Current transgenic mouse models used to study basal ganglia function often rely on bacterial artificial chromosome (BAC) constructs, which can lead to inconsistent gene expression across generations. These expression mismatches limit experimental precision and can complicate the interpretation of circuit-specific manipulations. A more accurate genetic model is necessary to ensure that gene expression aligns with endogenous regulatory elements, enabling reproducible, cell-type-specific studies of basal ganglia function and dysfunction.

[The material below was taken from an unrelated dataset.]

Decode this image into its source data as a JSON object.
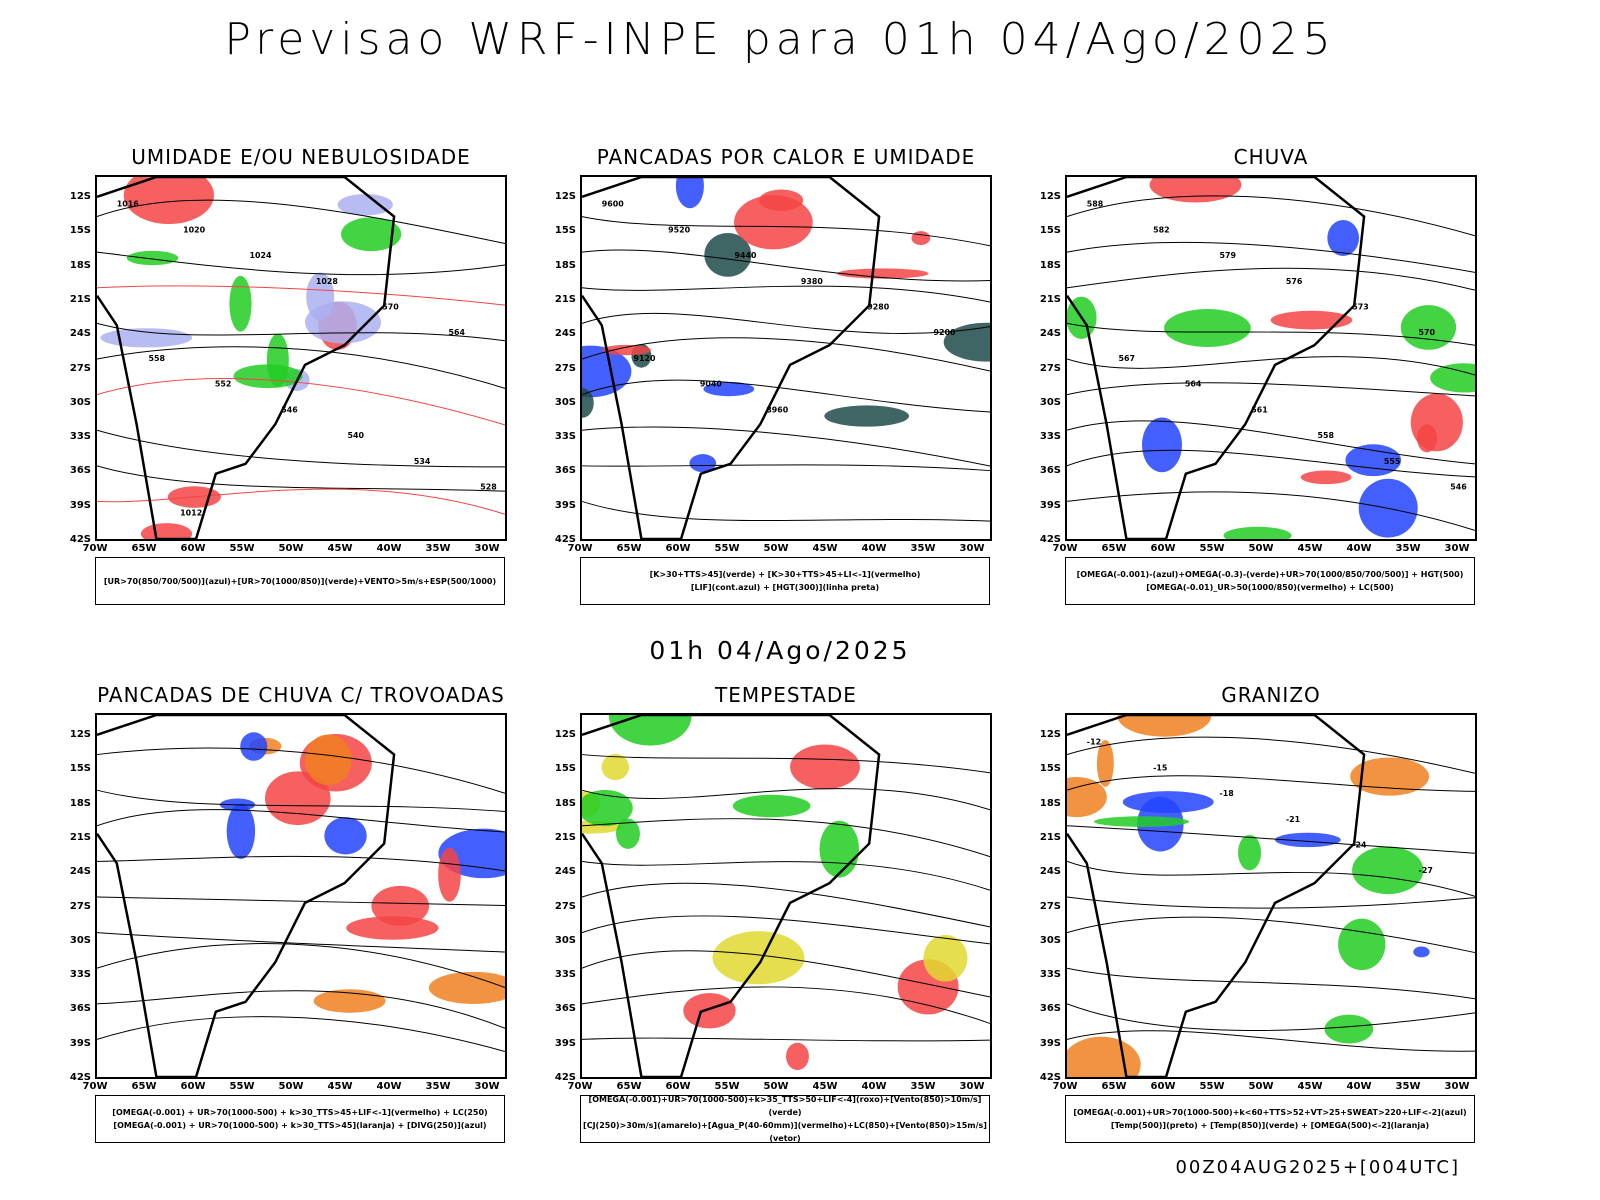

This technology is a knock-in mouse model that uses a CRISPR-Cas9-based strategy to insert a Cre recombinase sequence downstream of the endogenous D1 receptor (Drd1) gene, linked by a T2A self-cleaving peptide to preserve native receptor expression. This results in Cre expression precisely mirroring endogenous D1 receptor expression, enabling specific genetic access to D1 receptor-expressing neurons within the basal ganglia.
This technology has been validated through histological and electrophysiological analyses to confirm recombinase activity and expected physiological properties in D1-expressing neurons.